An art and textiles teacher from an inner-city school in the UK has won a million-dollar prize.
Andria Zafirakou, who works at Alperton Community School in Brent, north-west London, was one of 10 finalists shortlisted for the fourth annual Varkey Foundation Global Teacher Prize.
She hailed the power of the arts after being named as the winner of the award, which recognises an individual who has made an outstanding contribution to the profession, at a glittering ceremony in Dubai, the Press Association reported.
In a congratulatory video message, Prime Minister Theresa May said the prize was a “fitting tribute” for everything Zafirakou had done for her students.
Alperton Community School is in one of the poorest areas of the country and pupils come from a variety of backgrounds.
Zafirakou has learnt how to say basic greetings in many of the 35 languages spoken at the school, including Gujarati, Hindi, Tamil and Portuguese, to help parents feel welcome and included.
She redesigned the curriculum with fellow teachers to make it relevant to pupils, helped set up girls-only sports clubs for those from conservative communities and is also known for taking the time to understand students’ lives by visiting their homes and even joining them on the bus.
Zafirakou, who is the first UK teacher to win the award, said: “The community where I teach in Brent is beautifully diverse and indeed is one of the most multicultural communities in the world.”
She said many students live in “challenging circumstances” and have “tough lives”.
“What is amazing, is whatever issues they are having at home, whatever is missing from their life or causing them pain, our school is theirs,” she told the audience.

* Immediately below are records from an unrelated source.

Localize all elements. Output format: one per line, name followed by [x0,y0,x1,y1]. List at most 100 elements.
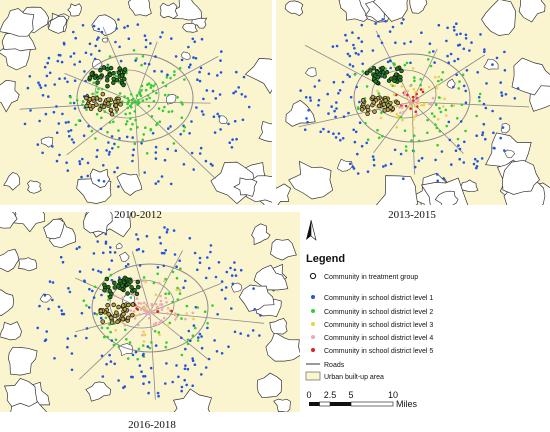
community-dot [165,76,169,79]
community-dot [393,84,396,87]
community-dot [413,76,416,79]
community-dot [402,177,405,180]
treatment-community [365,104,370,109]
community-dot [153,69,156,73]
community-dot [148,316,151,320]
community-dot [225,270,229,274]
community-dot [48,71,52,75]
community-dot [454,149,458,152]
community-dot [173,73,176,77]
community-dot [180,353,184,357]
non-urban-area [481,0,516,36]
community-dot [434,123,437,126]
community-dot [126,24,129,28]
treatment-community [104,276,110,282]
legend-label-level-3: Community in school district level 3 [324,322,433,329]
community-dot [59,54,62,57]
community-dot [219,128,222,131]
north-arrow-icon [306,219,317,241]
community-dot [74,123,78,127]
community-dot [169,182,173,186]
community-dot [411,67,415,70]
treatment-community [376,103,382,109]
community-dot [428,42,432,45]
community-dot [91,268,95,271]
community-dot [355,85,359,89]
community-dot [155,91,158,95]
non-urban-area [288,160,334,200]
treatment-community [108,294,113,300]
road [149,311,156,400]
panel-caption-3: 2016-2018 [128,419,176,431]
community-dot [392,93,396,97]
community-dot [426,58,430,61]
non-urban-area [18,257,38,272]
community-dot [82,134,86,137]
community-dot [504,93,508,96]
community-dot [152,89,155,93]
community-dot [166,147,169,151]
community-dot [39,86,43,89]
treatment-community [111,76,116,82]
community-dot [410,102,413,105]
community-dot [51,281,55,284]
panel-caption-1: 2010-2012 [114,209,162,221]
community-dot [100,30,104,34]
community-dot [110,278,114,282]
community-dot [103,110,107,113]
community-dot [129,93,133,96]
community-dot [478,99,481,103]
community-dot [174,312,177,316]
community-dot [178,292,182,295]
community-dot [351,65,355,68]
community-dot [464,33,468,37]
community-dot [192,324,196,327]
community-dot [233,261,236,264]
community-dot [479,33,482,36]
community-dot [140,88,143,92]
community-dot [149,42,152,45]
community-dot [171,300,174,304]
community-dot [335,44,339,48]
community-dot [70,368,74,372]
community-dot [51,298,54,302]
community-dot [224,286,228,289]
non-urban-area [119,251,130,263]
community-dot [353,140,357,144]
community-dot [46,61,49,65]
community-dot [233,119,237,123]
community-dot [211,89,215,93]
community-dot [99,127,103,131]
road [304,44,413,103]
community-dot [481,131,485,134]
community-dot [442,177,446,181]
community-dot [107,268,111,271]
community-dot [206,326,209,330]
community-dot [45,330,48,333]
community-dot [123,26,126,29]
community-dot [95,38,99,41]
community-dot [164,249,167,252]
community-dot [495,56,499,60]
community-dot [78,162,82,166]
community-dot [62,312,66,316]
community-dot [415,113,418,116]
community-dot [81,157,84,161]
community-dot [63,77,67,80]
community-dot [165,341,168,344]
community-dot [470,41,473,44]
community-dot [115,27,118,30]
community-dot [47,95,50,98]
non-urban-area [483,58,499,70]
treatment-community [375,74,381,80]
community-dot [69,55,73,58]
treatment-community [370,94,376,100]
community-dot [332,80,336,84]
community-dot [118,276,121,279]
non-urban-area [270,238,297,261]
community-dot [111,147,114,150]
community-dot [141,354,145,357]
community-dot [140,142,143,145]
community-dot [228,141,231,144]
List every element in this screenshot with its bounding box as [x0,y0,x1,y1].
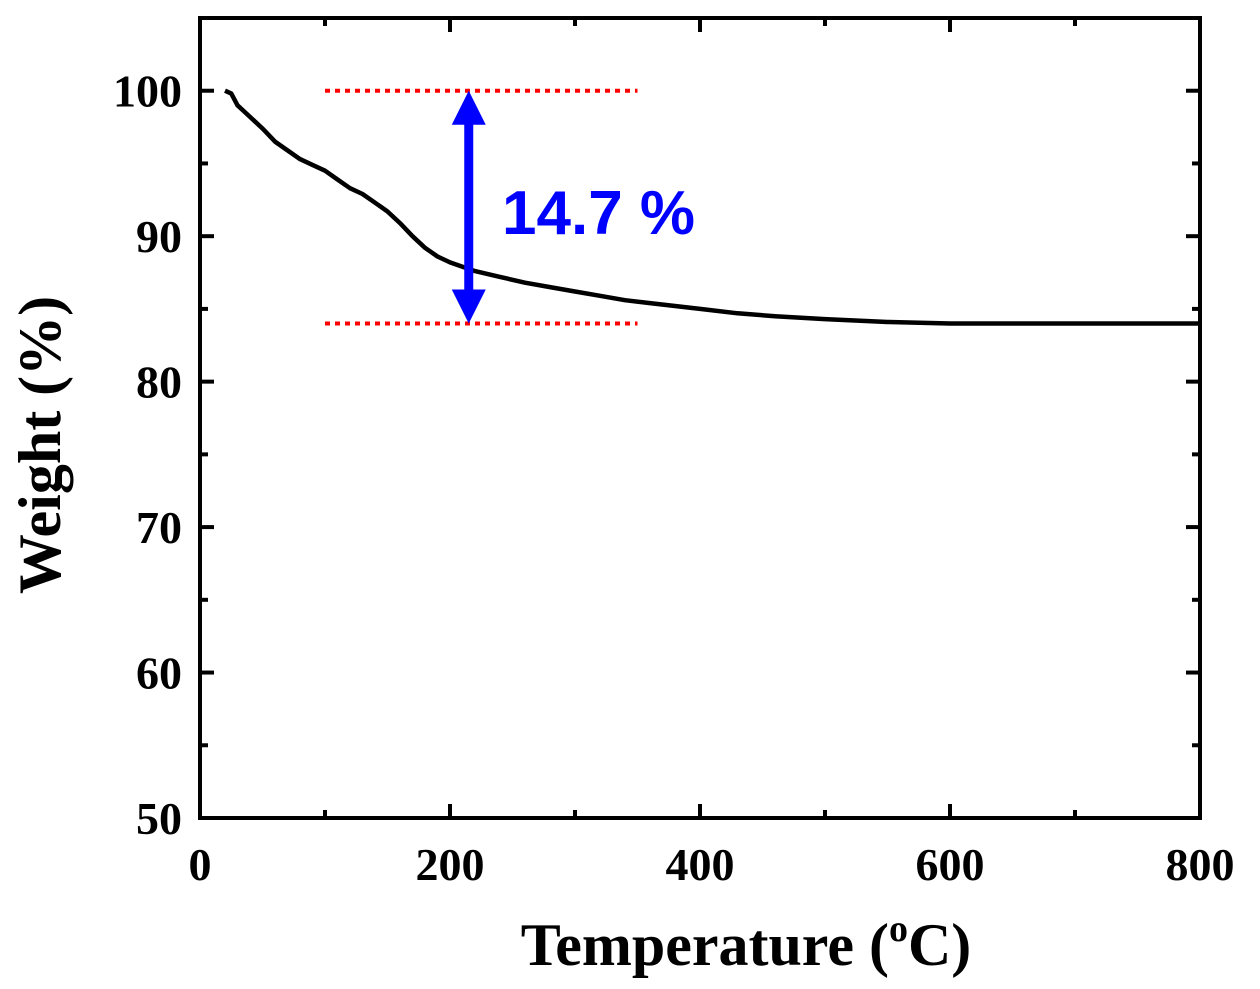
x-tick-label: 400 [666,839,735,890]
y-tick-label: 80 [136,357,182,408]
weight-curve [224,88,1200,326]
x-axis-title: Temperature (oC) [521,908,972,978]
reference-lines [325,88,638,326]
annotation-arrowhead-down [451,289,486,324]
axis-ticks [198,18,1202,820]
x-axis-title-degree: o [889,908,908,950]
annotation-arrowhead-up [451,90,486,125]
x-tick-label: 200 [416,839,485,890]
axis-tick-labels: 0 200 400 600 800 50 60 70 80 90 100 [113,66,1235,890]
y-axis-title: Weight (%) [7,296,73,594]
y-tick-label: 60 [136,648,182,699]
annotation-label: 14.7 % [502,179,695,248]
y-tick-label: 50 [136,793,182,844]
y-tick-label: 100 [113,66,182,117]
y-tick-label: 90 [136,211,182,262]
y-tick-label: 70 [136,502,182,553]
x-tick-label: 0 [189,839,212,890]
x-tick-label: 600 [916,839,985,890]
weight-loss-annotation: 14.7 % [451,90,695,324]
plot-frame [198,16,1202,820]
x-tick-label: 800 [1166,839,1235,890]
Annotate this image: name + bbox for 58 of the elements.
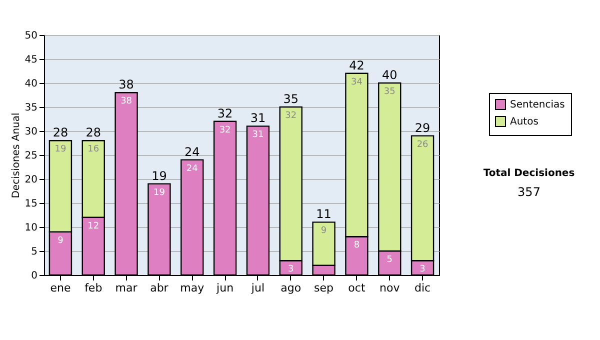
total-label: 28 (52, 126, 68, 140)
y-tick-label: 50 (24, 30, 38, 42)
data-label: 3 (288, 264, 294, 275)
y-tick-label: 20 (24, 174, 38, 186)
total-label: 35 (283, 92, 299, 106)
data-label: 8 (354, 240, 360, 251)
data-label: 35 (384, 87, 396, 97)
data-label: 24 (186, 164, 198, 174)
total-label: 11 (316, 207, 332, 222)
x-tick-label: may (180, 282, 205, 294)
y-axis-title: Decisiones Anual (10, 112, 22, 198)
x-tick-label: abr (150, 282, 169, 294)
total-label: 31 (250, 111, 266, 126)
y-tick-label: 45 (24, 54, 38, 66)
y-tick-label: 5 (31, 246, 38, 258)
data-label: 31 (252, 130, 264, 140)
text: Total Decisiones (483, 168, 575, 179)
y-tick-label: 30 (24, 126, 38, 138)
data-label: 34 (350, 77, 363, 88)
legend-label: Autos (510, 116, 538, 128)
y-tick-label: 15 (24, 198, 38, 210)
data-label: 3 (420, 264, 426, 275)
data-label: 19 (153, 188, 166, 198)
data-label: 5 (386, 255, 392, 265)
data-label: 32 (219, 125, 231, 136)
x-tick-label: jun (216, 282, 234, 294)
total-label: 40 (382, 68, 398, 82)
x-tick-label: ago (280, 282, 302, 294)
total-label: 32 (217, 106, 233, 120)
data-label: 12 (88, 221, 100, 232)
x-tick-label: nov (380, 282, 400, 294)
data-label: 32 (285, 111, 297, 121)
data-label: 9 (320, 226, 327, 236)
x-tick-label: sep (314, 282, 334, 294)
legend-label: Sentencias (510, 100, 565, 110)
data-label: 16 (88, 144, 100, 155)
text: 357 (518, 185, 540, 199)
total-label: 24 (184, 144, 200, 159)
total-label: 38 (118, 78, 134, 92)
x-tick-label: ene (50, 282, 71, 294)
data-label: 19 (54, 144, 66, 155)
x-tick-label: dic (414, 282, 431, 294)
data-label: 26 (416, 140, 429, 150)
total-label: 19 (152, 168, 167, 183)
y-tick-label: 0 (31, 270, 38, 282)
total-label: 42 (349, 58, 364, 72)
x-tick-label: feb (84, 282, 102, 294)
total-label: 28 (86, 126, 102, 140)
y-tick-label: 25 (24, 150, 38, 162)
y-tick-label: 40 (24, 78, 38, 90)
data-label: 38 (120, 96, 132, 107)
total-label: 29 (414, 120, 430, 135)
y-tick-label: 10 (24, 222, 38, 234)
x-tick-label: jul (250, 282, 265, 294)
x-tick-label: mar (115, 282, 138, 294)
x-tick-label: oct (348, 282, 366, 294)
y-tick-label: 35 (24, 102, 38, 114)
data-label: 9 (58, 236, 64, 246)
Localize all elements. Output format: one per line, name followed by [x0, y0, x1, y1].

“I know if our school could open at six o’clock in the morning, there would be a queue of children waiting outside at five o’clock in the morning. That’s how phenomenal they are.”
In a video message, May said: “You have shown enormous dedication and creativity in your work.
“Being a great teacher requires resilience, ingenuity and a generous heart.
“These are the qualities that you share with your students every day. So, thank you for all you have done and continue to do.”
The ceremony, at the Global Education and Skills Forum in Dubai, included a performance by singer Jennifer Hudson and the trophy was delivered on stage by Formula One’s Lewis Hamilton.
Ahead of the ceremony, Zafirakou said she had not allowed herself to consider the possibility of winning the top prize.
“I don’t even want to get my head in that zone yet, because it’s just so extreme,” she said.
“At the moment, I’m just trying to keep myself grounded and enjoy the ride.”
The other finalists, drawn from 30,000 entries from 173 countries, were from Turkey, South Africa, Colombia, Philippines, United States, Brazil, Belgium, Australia and Norway.
Zafirakou will receive one million US dollars (around £715,000) and be asked to serve as a global ambassador for the Varkey Foundation.
She will be required to remain working as a classroom teacher for at least five years and will be paid the prize money in equal instalments.